囃子の音色が響く中でむつ市大畑町に出陣したこちらの山車。実は地元の中学生が2か月かけて初めて制作したものです。全員が山車づくりはほぼ未経験、そんな彼らがひと夏をかけて制作したわけとは。

にぎやかな囃子の音色と元気な掛け声とともに現れた山車。若者たちが雨を吹き飛ばす晴れ晴れとした顔つきで運行する姿を住民たちが熱心に見入っていました。

※住民は「何とも言えない。よくやったと思います」「子どもたちの力強さを感じたこの町に対する気持ちがよかったなと思う」

この山車を制作したのは根戸内豪(ねとない・たける)さんたち大畑中学校の3年生8人です。中心メンバーの根戸内さんはもともと小学校の夏休みの工作の課題で、小さな山車(やま)を作るほど大のお祭り好き。そのことが山車(やま)制作に挑戦するきっかけになりました。

※大畑中学校3年 根戸内豪さん「いま、伝統芸能とかを受け継ぐ人が少ない中で、自分たちは伝統を守っていって後世に伝えていこうという思いで作りました。自分たちの先輩が山車を作っていて、それを見て自分たちもやり始めました」

全員が山車づくりの経験はありませんでしたが、「大畑まつり」で運行される山車を参考に制作を開始。動画配信サイトで電動工具の使い方を学び、木材の組み立て方は知り合いの大工から指導を受け、2か月ほどで完成させました。そして迎えたおとといの運行ー。運行には大畑町の正津川(しょうづがわ)地区の子どもたちも参加しました。地域の人たちが沿道で見守るなか、一から手作りした山車は町内をゆっくりと練り歩きました。

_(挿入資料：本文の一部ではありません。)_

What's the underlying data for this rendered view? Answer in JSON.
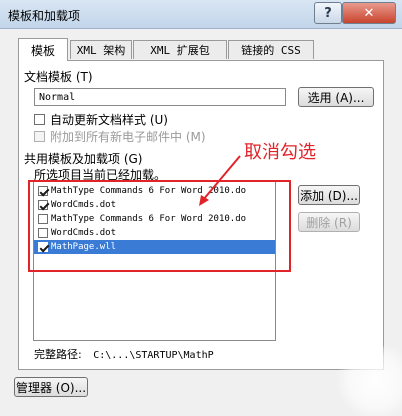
{
  "window": {
    "title": "模板和加载项",
    "help_label": "?",
    "close_label": "✕"
  },
  "tabs": [
    {
      "label": "模板",
      "active": true
    },
    {
      "label": "XML 架构",
      "active": false
    },
    {
      "label": "XML 扩展包",
      "active": false
    },
    {
      "label": "链接的 CSS",
      "active": false
    }
  ],
  "doc_template": {
    "label": "文档模板 (T)",
    "value": "Normal",
    "attach_button": "选用 (A)..."
  },
  "options": {
    "auto_update": {
      "label": "自动更新文档样式 (U)",
      "checked": false,
      "enabled": true
    },
    "attach_email": {
      "label": "附加到所有新电子邮件中 (M)",
      "checked": false,
      "enabled": false
    }
  },
  "global_templates": {
    "group_label": "共用模板及加载项 (G)",
    "loaded_note": "所选项目当前已经加载。",
    "items": [
      {
        "label": "MathType Commands 6 For Word 2010.do",
        "checked": true,
        "selected": false
      },
      {
        "label": "WordCmds.dot",
        "checked": true,
        "selected": false
      },
      {
        "label": "MathType Commands 6 For Word 2010.do",
        "checked": false,
        "selected": false
      },
      {
        "label": "WordCmds.dot",
        "checked": false,
        "selected": false
      },
      {
        "label": "MathPage.wll",
        "checked": true,
        "selected": true
      }
    ],
    "add_button": "添加 (D)...",
    "remove_button": "删除 (R)"
  },
  "full_path": {
    "label": "完整路径:",
    "value": "C:\\...\\STARTUP\\MathP"
  },
  "organizer_button": "管理器 (O)...",
  "annotation": {
    "text": "取消勾选",
    "color": "#e0242a"
  },
  "colors": {
    "selection": "#3a7bd5",
    "annotation_red": "#e0242a"
  }
}
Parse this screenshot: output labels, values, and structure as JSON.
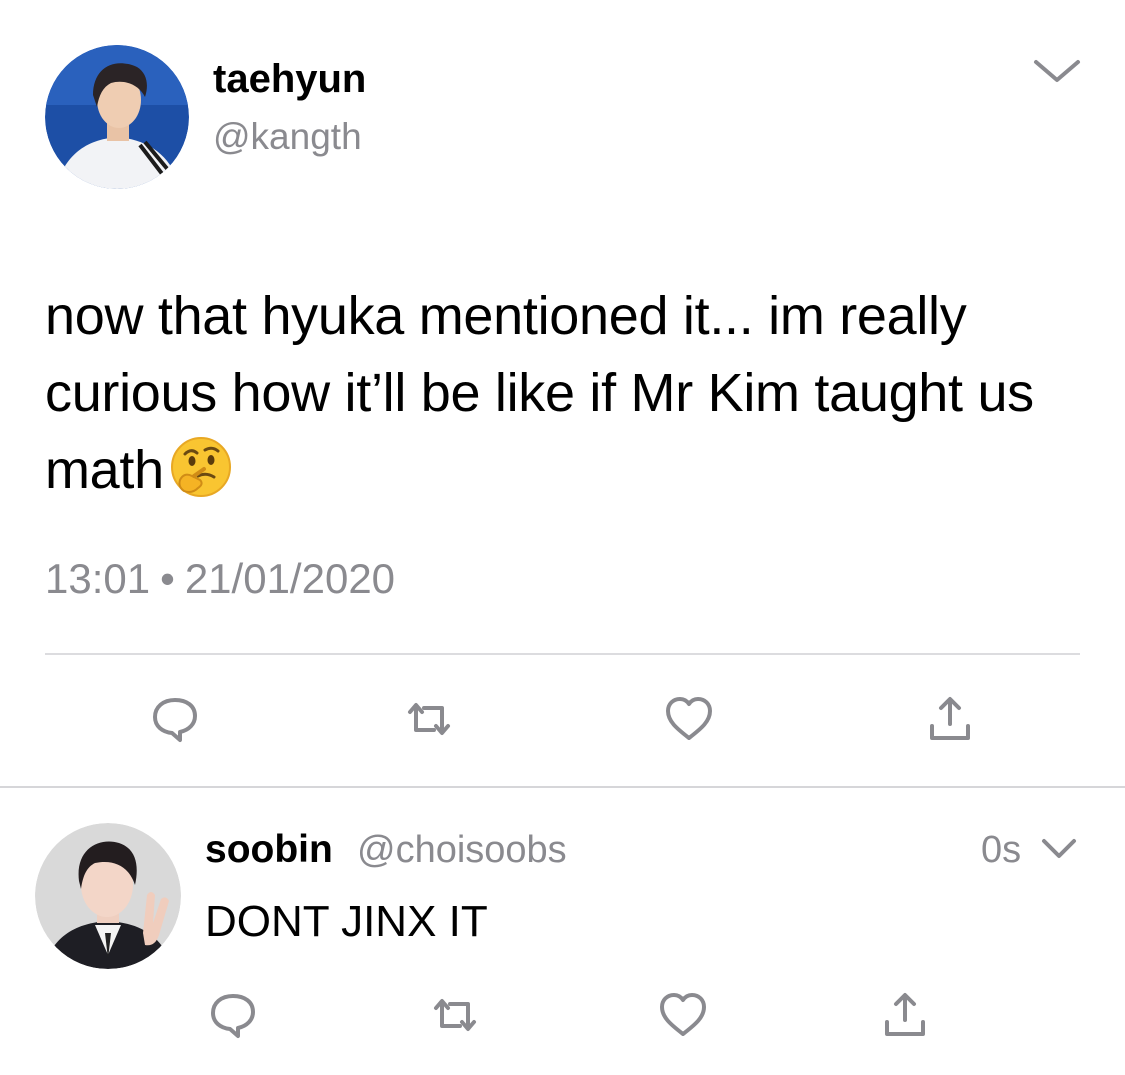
{
  "main_tweet": {
    "author_name": "taehyun",
    "author_handle": "@kangth",
    "text": "now that hyuka mentioned it... im really curious how it’ll be like if Mr Kim taught us math",
    "emoji": "thinking-face",
    "time": "13:01",
    "separator": "•",
    "date": "21/01/2020",
    "actions": [
      "reply-icon",
      "retweet-icon",
      "like-icon",
      "share-icon"
    ]
  },
  "reply_tweet": {
    "author_name": "soobin",
    "author_handle": "@choisoobs",
    "relative_time": "0s",
    "text": "DONT JINX IT",
    "actions": [
      "reply-icon",
      "retweet-icon",
      "like-icon",
      "share-icon"
    ]
  },
  "colors": {
    "text_primary": "#000000",
    "text_secondary": "#8a8a8f",
    "icon_gray": "#8a8a8f",
    "divider": "#dcdcdf"
  }
}
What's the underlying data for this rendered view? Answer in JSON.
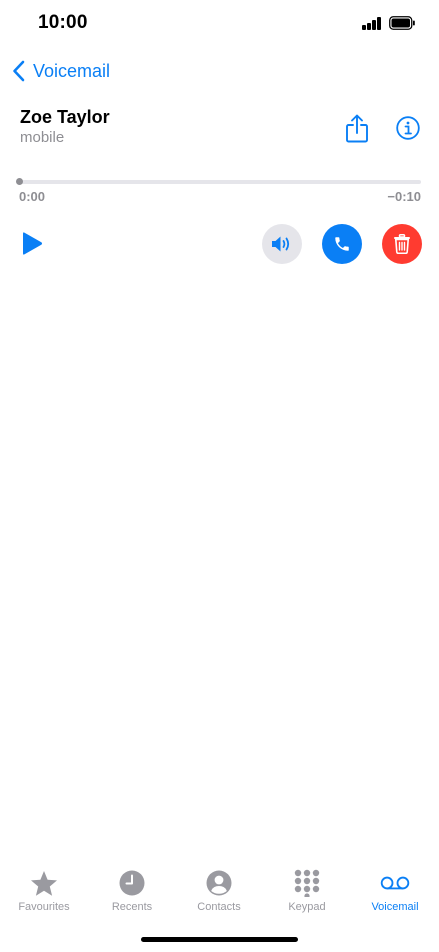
{
  "status_bar": {
    "time": "10:00"
  },
  "nav": {
    "back_label": "Voicemail"
  },
  "voicemail": {
    "contact_name": "Zoe Taylor",
    "number_type": "mobile",
    "elapsed": "0:00",
    "remaining": "−0:10",
    "progress": 0
  },
  "tabs": [
    {
      "label": "Favourites",
      "icon": "star-icon",
      "active": false
    },
    {
      "label": "Recents",
      "icon": "clock-icon",
      "active": false
    },
    {
      "label": "Contacts",
      "icon": "person-icon",
      "active": false
    },
    {
      "label": "Keypad",
      "icon": "keypad-icon",
      "active": false
    },
    {
      "label": "Voicemail",
      "icon": "voicemail-icon",
      "active": true
    }
  ],
  "colors": {
    "accent": "#0a7ff5",
    "delete": "#ff3b30",
    "speaker_bg": "#e5e5ea",
    "inactive_tab": "#9a9aa0"
  }
}
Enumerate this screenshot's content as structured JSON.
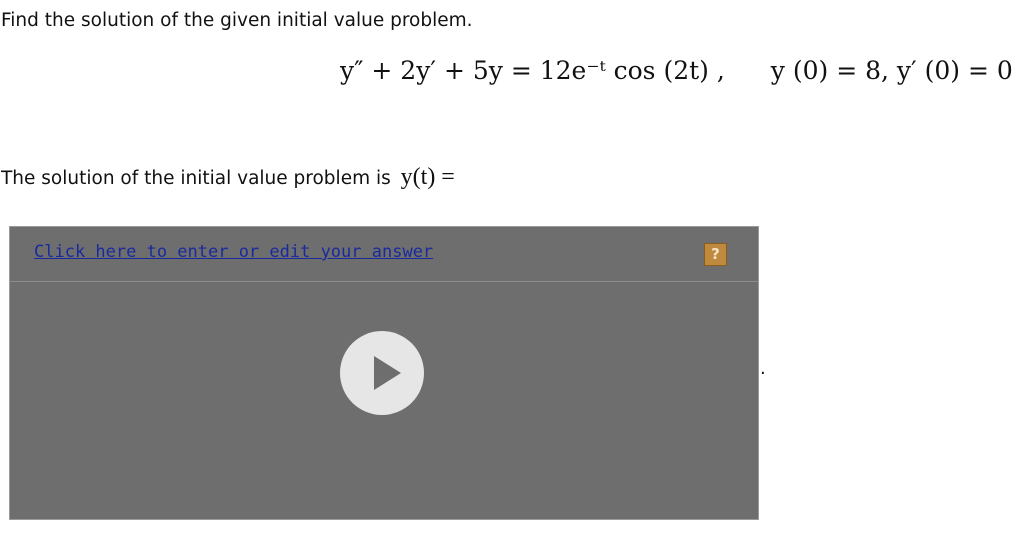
{
  "prompt": "Find the solution of the given initial value problem.",
  "equation": {
    "ode": "y″ + 2y′ + 5y = 12e⁻ᵗ cos (2t) ,",
    "initial_conditions": "y (0) = 8,   y′ (0) = 0"
  },
  "answer_prompt": {
    "text": "The solution of the initial value problem is",
    "math": "y(t) ="
  },
  "answer_box": {
    "link_label": "Click here to enter or edit your answer",
    "help_label": "?"
  },
  "trailing_period": "."
}
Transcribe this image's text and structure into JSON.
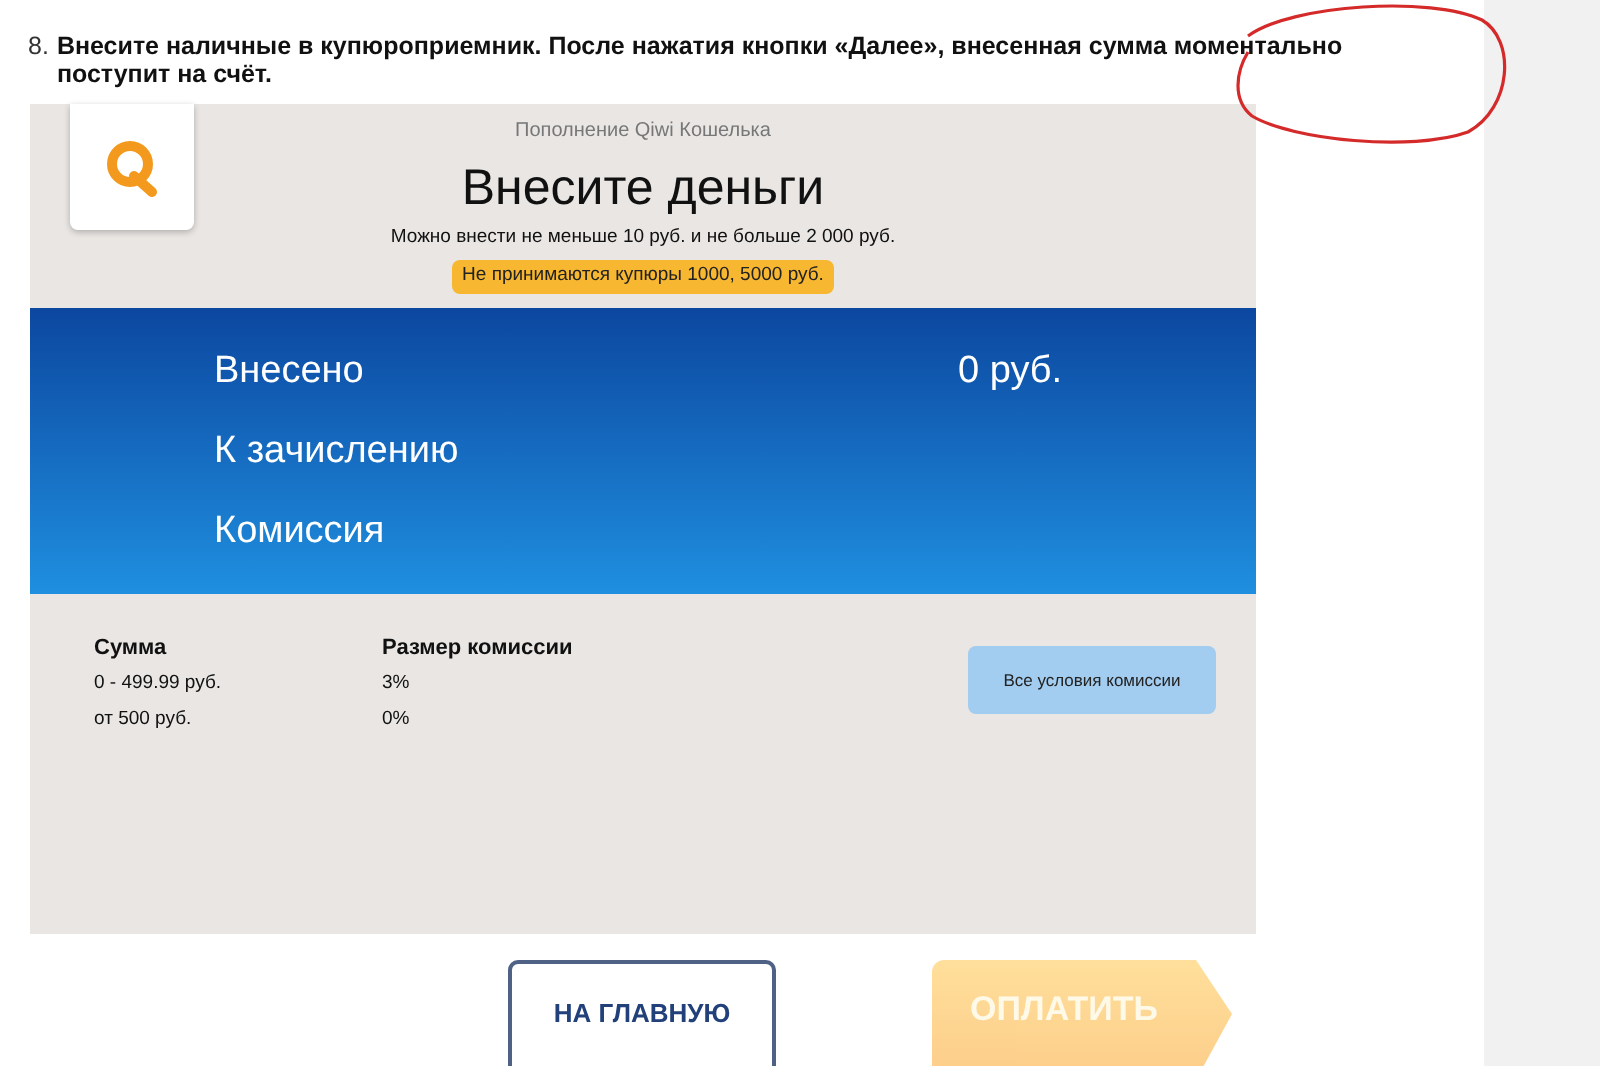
{
  "step": {
    "number": "8.",
    "text": "Внесите наличные в купюроприемник. После нажатия кнопки «Далее», внесенная сумма моментально поступит на счёт."
  },
  "annotation": {
    "kind": "circle",
    "color": "#d42a2a"
  },
  "terminal": {
    "header": {
      "subtitle": "Пополнение Qiwi Кошелька",
      "title": "Внесите деньги",
      "limits": "Можно внести не меньше 10 руб. и не больше 2 000 руб.",
      "warning": "Не принимаются купюры 1000, 5000 руб."
    },
    "summary": [
      {
        "label": "Внесено",
        "value": "0 руб."
      },
      {
        "label": "К зачислению"
      },
      {
        "label": "Комиссия"
      }
    ],
    "commission_table": {
      "columns": [
        "Сумма",
        "Размер комиссии"
      ],
      "rows": [
        [
          "0 - 499.99 руб.",
          "3%"
        ],
        [
          "от 500 руб.",
          "0%"
        ]
      ]
    },
    "conditions_button": "Все условия комиссии"
  },
  "buttons": [
    {
      "kind": "outline",
      "label": "НА ГЛАВНУЮ",
      "disabled": false
    },
    {
      "kind": "arrow",
      "label": "ОПЛАТИТЬ",
      "disabled": true
    }
  ]
}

運行をやり遂げた根戸内さんたちは達成感を抱くとともにある思いを強くします。

※大畑中学校3年 小助川京太郎(こすけがわ・けいたろう)さん「楽しい気持ちでいっぱいで、伝統をこれからも引き継いでいければと思います」

※根戸内豪さん「地域の方に見てもらえてうれしかったです。来年もできたら運行できればいいなと思います」

地域の伝統を守る中学生たちの挑戦は始まったばかりです。